Main image: David ‘Heavy’ Whalley in Ryvoan Bothy | Credit: David Lintern

Few of us can claim to have fulfilled all our dreams but for Dave Whalley, otherwise known as ‘Heavy’, the transition from a troubled son of the Manse in Ayrshire to one of Scotland’s most respected mountain rescue experts is the stuff of legend.

He once told me that as a teenager that had he not joined the military, he would have ended up in jail. Thankfully, he chose the former, with a strong ambition to become a member of the RAF Mountain Rescue Team.

Initially working in catering at RAF Leuchars, his application to join the Rescue Team was mocked – at 5ft 4inches and 7 stone, he was too small. He earned his nickname, and it stuck. He was eventually accepted.

As the youngest, he earned his stripes doing the worst of the work. As the smallest, he wore size 12 climbing boots with three pairs of socks because the equipment stores didn’t have gear small enough to fit him. The rest is history.

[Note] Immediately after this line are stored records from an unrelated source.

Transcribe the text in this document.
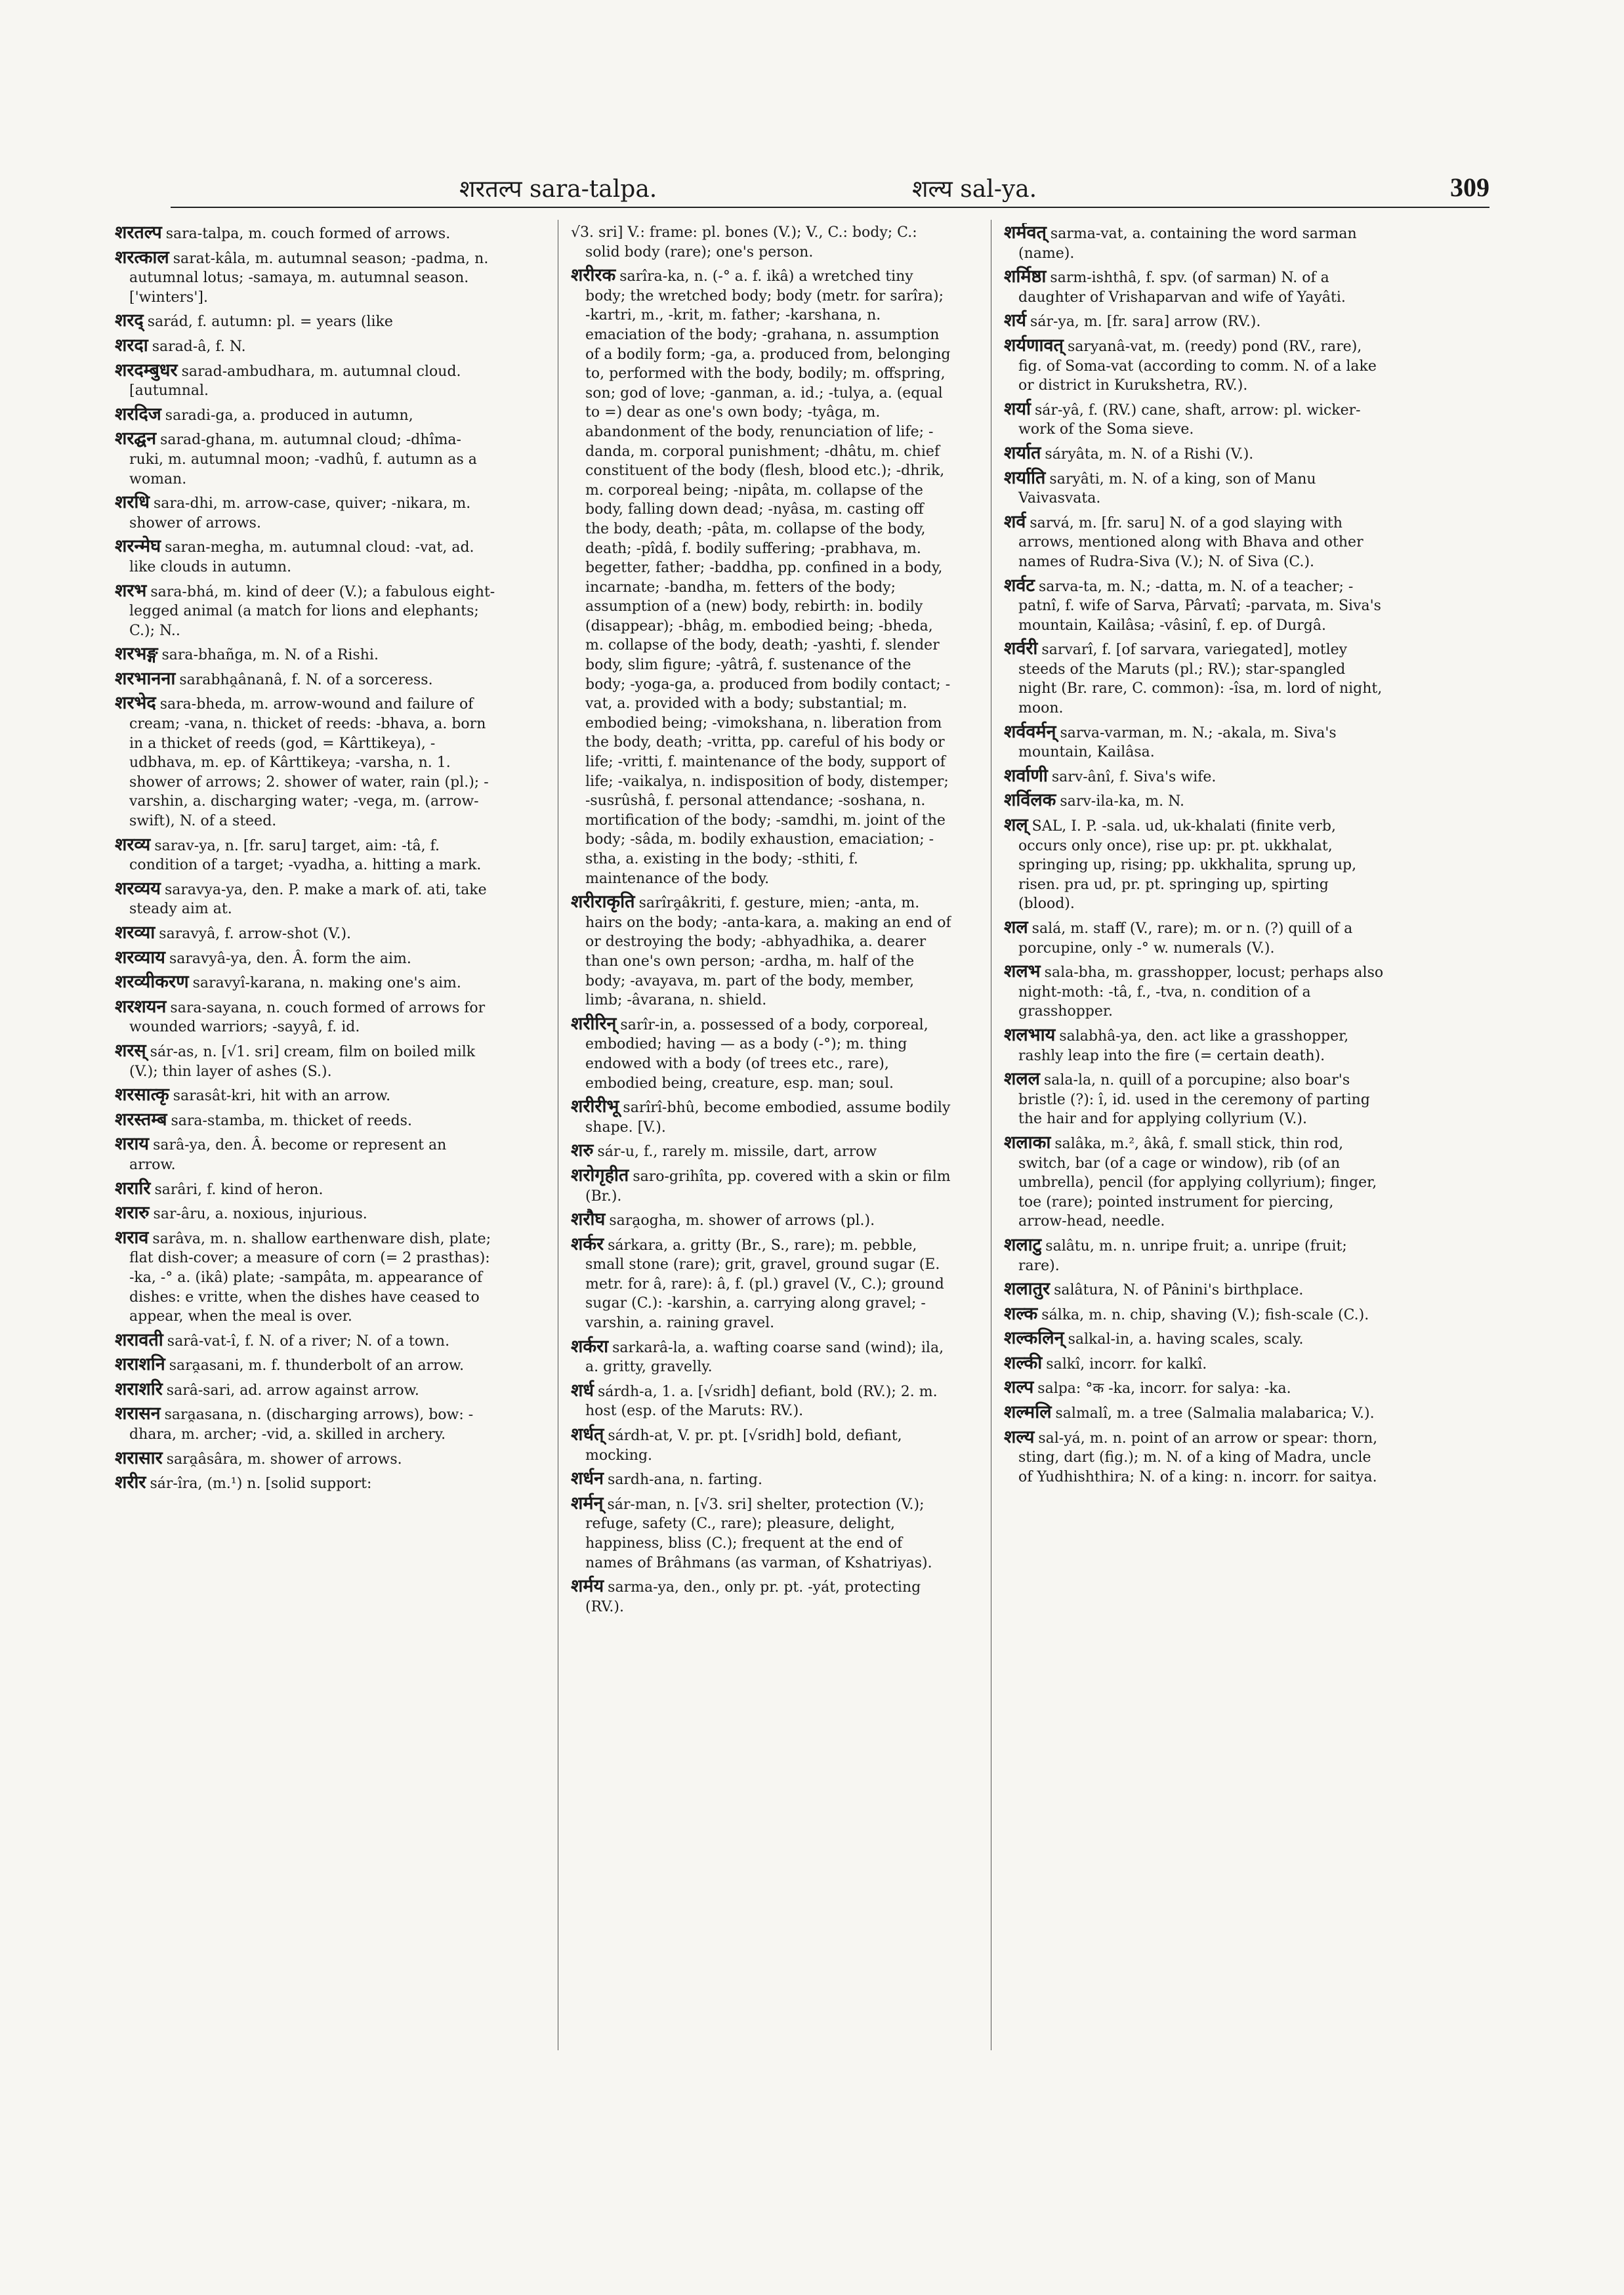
शरतल्प sara-talpa.	शल्य sal-ya.	309
शरतल्प sara-talpa, m. couch formed of arrows.
शरत्काल sarat-kâla, m. autumnal season; -padma, n. autumnal lotus; -samaya, m. autumnal season. ['winters'].
शरद् sarád, f. autumn: pl. = years (like
शरदा sarad-â, f. N.
शरदम्बुधर sarad-ambudhara, m. autumnal cloud. [autumnal.
शरदिज saradi-ga, a. produced in autumn,
शरद्घन sarad-ghana, m. autumnal cloud; -dhîma-ruki, m. autumnal moon; -vadhû, f. autumn as a woman.
शरधि sara-dhi, m. arrow-case, quiver; -nikara, m. shower of arrows.
शरन्मेघ saran-megha, m. autumnal cloud: -vat, ad. like clouds in autumn.
शरभ sara-bhá, m. kind of deer (V.); a fabulous eight-legged animal (a match for lions and elephants; C.); N..
शरभङ्ग sara-bhañga, m. N. of a Rishi.
शरभानना sarabha̯ânanâ, f. N. of a sorceress.
शरभेद sara-bheda, m. arrow-wound and failure of cream; -vana, n. thicket of reeds: -bhava, a. born in a thicket of reeds (god, = Kârttikeya), -udbhava, m. ep. of Kârttikeya; -varsha, n. 1. shower of arrows; 2. shower of water, rain (pl.); -varshin, a. discharging water; -vega, m. (arrow-swift), N. of a steed.
शरव्य sarav-ya, n. [fr. saru] target, aim: -tâ, f. condition of a target; -vyadha, a. hitting a mark.
शरव्यय saravya-ya, den. P. make a mark of. ati, take steady aim at.
शरव्या saravyâ, f. arrow-shot (V.).
शरव्याय saravyâ-ya, den. Â. form the aim.
शरव्यीकरण saravyî-karana, n. making one's aim.
शरशयन sara-sayana, n. couch formed of arrows for wounded warriors; -sayyâ, f. id.
शरस् sár-as, n. [√1. sri] cream, film on boiled milk (V.); thin layer of ashes (S.).
शरसात्कृ sarasât-kri, hit with an arrow.
शरस्तम्ब sara-stamba, m. thicket of reeds.
शराय sarâ-ya, den. Â. become or represent an arrow.
शरारि sarâri, f. kind of heron.
शरारु sar-âru, a. noxious, injurious.
शराव sarâva, m. n. shallow earthenware dish, plate; flat dish-cover; a measure of corn (= 2 prasthas): -ka, -° a. (ikâ) plate; -sampâta, m. appearance of dishes: e vritte, when the dishes have ceased to appear, when the meal is over.
शरावती sarâ-vat-î, f. N. of a river; N. of a town.
शराशनि sara̯asani, m. f. thunderbolt of an arrow.
शराशरि sarâ-sari, ad. arrow against arrow.
शरासन sara̯asana, n. (discharging arrows), bow: -dhara, m. archer; -vid, a. skilled in archery.
शरासार sara̯âsâra, m. shower of arrows.
शरीर sár-îra, (m.¹) n. [solid support:
√3. sri] V.: frame: pl. bones (V.); V., C.: body; C.: solid body (rare); one's person.
शरीरक sarîra-ka, n. (-° a. f. ikâ) a wretched tiny body; the wretched body; body (metr. for sarîra); -kartri, m., -krit, m. father; -karshana, n. emaciation of the body; -grahana, n. assumption of a bodily form; -ga, a. produced from, belonging to, performed with the body, bodily; m. offspring, son; god of love; -ganman, a. id.; -tulya, a. (equal to =) dear as one's own body; -tyâga, m. abandonment of the body, renunciation of life; -danda, m. corporal punishment; -dhâtu, m. chief constituent of the body (flesh, blood etc.); -dhrik, m. corporeal being; -nipâta, m. collapse of the body, falling down dead; -nyâsa, m. casting off the body, death; -pâta, m. collapse of the body, death; -pîdâ, f. bodily suffering; -prabhava, m. begetter, father; -baddha, pp. confined in a body, incarnate; -bandha, m. fetters of the body; assumption of a (new) body, rebirth: in. bodily (disappear); -bhâg, m. embodied being; -bheda, m. collapse of the body, death; -yashti, f. slender body, slim figure; -yâtrâ, f. sustenance of the body; -yoga-ga, a. produced from bodily contact; -vat, a. provided with a body; substantial; m. embodied being; -vimokshana, n. liberation from the body, death; -vritta, pp. careful of his body or life; -vritti, f. maintenance of the body, support of life; -vaikalya, n. indisposition of body, distemper; -susrûshâ, f. personal attendance; -soshana, n. mortification of the body; -samdhi, m. joint of the body; -sâda, m. bodily exhaustion, emaciation; -stha, a. existing in the body; -sthiti, f. maintenance of the body.
शरीराकृति sarîra̯âkriti, f. gesture, mien; -anta, m. hairs on the body; -anta-kara, a. making an end of or destroying the body; -abhyadhika, a. dearer than one's own person; -ardha, m. half of the body; -avayava, m. part of the body, member, limb; -âvarana, n. shield.
शरीरिन् sarîr-in, a. possessed of a body, corporeal, embodied; having — as a body (-°); m. thing endowed with a body (of trees etc., rare), embodied being, creature, esp. man; soul.
शरीरीभू sarîrî-bhû, become embodied, assume bodily shape. [V.).
शरु sár-u, f., rarely m. missile, dart, arrow
शरोगृहीत saro-grihîta, pp. covered with a skin or film (Br.).
शरौघ sara̯ogha, m. shower of arrows (pl.).
शर्कर sárkara, a. gritty (Br., S., rare); m. pebble, small stone (rare); grit, gravel, ground sugar (E. metr. for â, rare): â, f. (pl.) gravel (V., C.); ground sugar (C.): -karshin, a. carrying along gravel; -varshin, a. raining gravel.
शर्करा sarkarâ-la, a. wafting coarse sand (wind); ila, a. gritty, gravelly.
शर्ध sárdh-a, 1. a. [√sridh] defiant, bold (RV.); 2. m. host (esp. of the Maruts: RV.).
शर्धत् sárdh-at, V. pr. pt. [√sridh] bold, defiant, mocking.
शर्धन sardh-ana, n. farting.
शर्मन् sár-man, n. [√3. sri] shelter, protection (V.); refuge, safety (C., rare); pleasure, delight, happiness, bliss (C.); frequent at the end of names of Brâhmans (as varman, of Kshatriyas).
शर्मय sarma-ya, den., only pr. pt. -yát, protecting (RV.).
शर्मवत् sarma-vat, a. containing the word sarman (name).
शर्मिष्ठा sarm-ishthâ, f. spv. (of sarman) N. of a daughter of Vrishaparvan and wife of Yayâti.
शर्य sár-ya, m. [fr. sara] arrow (RV.).
शर्यणावत् saryanâ-vat, m. (reedy) pond (RV., rare), fig. of Soma-vat (according to comm. N. of a lake or district in Kurukshetra, RV.).
शर्या sár-yâ, f. (RV.) cane, shaft, arrow: pl. wicker-work of the Soma sieve.
शर्यात sáryâta, m. N. of a Rishi (V.).
शर्याति saryâti, m. N. of a king, son of Manu Vaivasvata.
शर्व sarvá, m. [fr. saru] N. of a god slaying with arrows, mentioned along with Bhava and other names of Rudra-Siva (V.); N. of Siva (C.).
शर्वट sarva-ta, m. N.; -datta, m. N. of a teacher; -patnî, f. wife of Sarva, Pârvatî; -parvata, m. Siva's mountain, Kailâsa; -vâsinî, f. ep. of Durgâ.
शर्वरी sarvarî, f. [of sarvara, variegated], motley steeds of the Maruts (pl.; RV.); star-spangled night (Br. rare, C. common): -îsa, m. lord of night, moon.
शर्ववर्मन् sarva-varman, m. N.; -akala, m. Siva's mountain, Kailâsa.
शर्वाणी sarv-ânî, f. Siva's wife.
शर्विलक sarv-ila-ka, m. N.
शल् SAL, I. P. -sala. ud, uk-khalati (finite verb, occurs only once), rise up: pr. pt. ukkhalat, springing up, rising; pp. ukkhalita, sprung up, risen. pra ud, pr. pt. springing up, spirting (blood).
शल salá, m. staff (V., rare); m. or n. (?) quill of a porcupine, only -° w. numerals (V.).
शलभ sala-bha, m. grasshopper, locust; perhaps also night-moth: -tâ, f., -tva, n. condition of a grasshopper.
शलभाय salabhâ-ya, den. act like a grasshopper, rashly leap into the fire (= certain death).
शलल sala-la, n. quill of a porcupine; also boar's bristle (?): î, id. used in the ceremony of parting the hair and for applying collyrium (V.).
शलाका salâka, m.², âkâ, f. small stick, thin rod, switch, bar (of a cage or window), rib (of an umbrella), pencil (for applying collyrium); finger, toe (rare); pointed instrument for piercing, arrow-head, needle.
शलाटु salâtu, m. n. unripe fruit; a. unripe (fruit; rare).
शलातुर salâtura, N. of Pânini's birthplace.
शल्क sálka, m. n. chip, shaving (V.); fish-scale (C.).
शल्कलिन् salkal-in, a. having scales, scaly.
शल्की salkî, incorr. for kalkî.
शल्प salpa: °क -ka, incorr. for salya: -ka.
शल्मलि salmalî, m. a tree (Salmalia malabarica; V.).
शल्य sal-yá, m. n. point of an arrow or spear: thorn, sting, dart (fig.); m. N. of a king of Madra, uncle of Yudhishthira; N. of a king: n. incorr. for saitya.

He was involved in over a thousand rescues, eventually becoming leader of both the RAF Leuchars Team and then the RAF Kinloss Team. He travelled to the Himalaya and Alaska on training exercises and on his retirement became a member of the Torridon MR Team and Chairman of the Mountain Rescue Committee of Scotland.

He was one of the first on the scene at the Lockerbie disaster and told me the sight would haunt him forever. Like many of his colleagues he suffered from PTSD, a condition unrecognised by the MoD at the time. They were told to ‘man up and get on with the job.’ He spent years campaigning for the MoD to acknowledge and help treat PTSD, and his lobbying was eventually successful.

Saving lives and then minds was his life’s work. I never heard a bad word about Heavy Whalley, and I never heard him utter a bad word about anyone else. Like his great hero, Hamish MacInnes, he will long be remembered as a mountain rescue legend.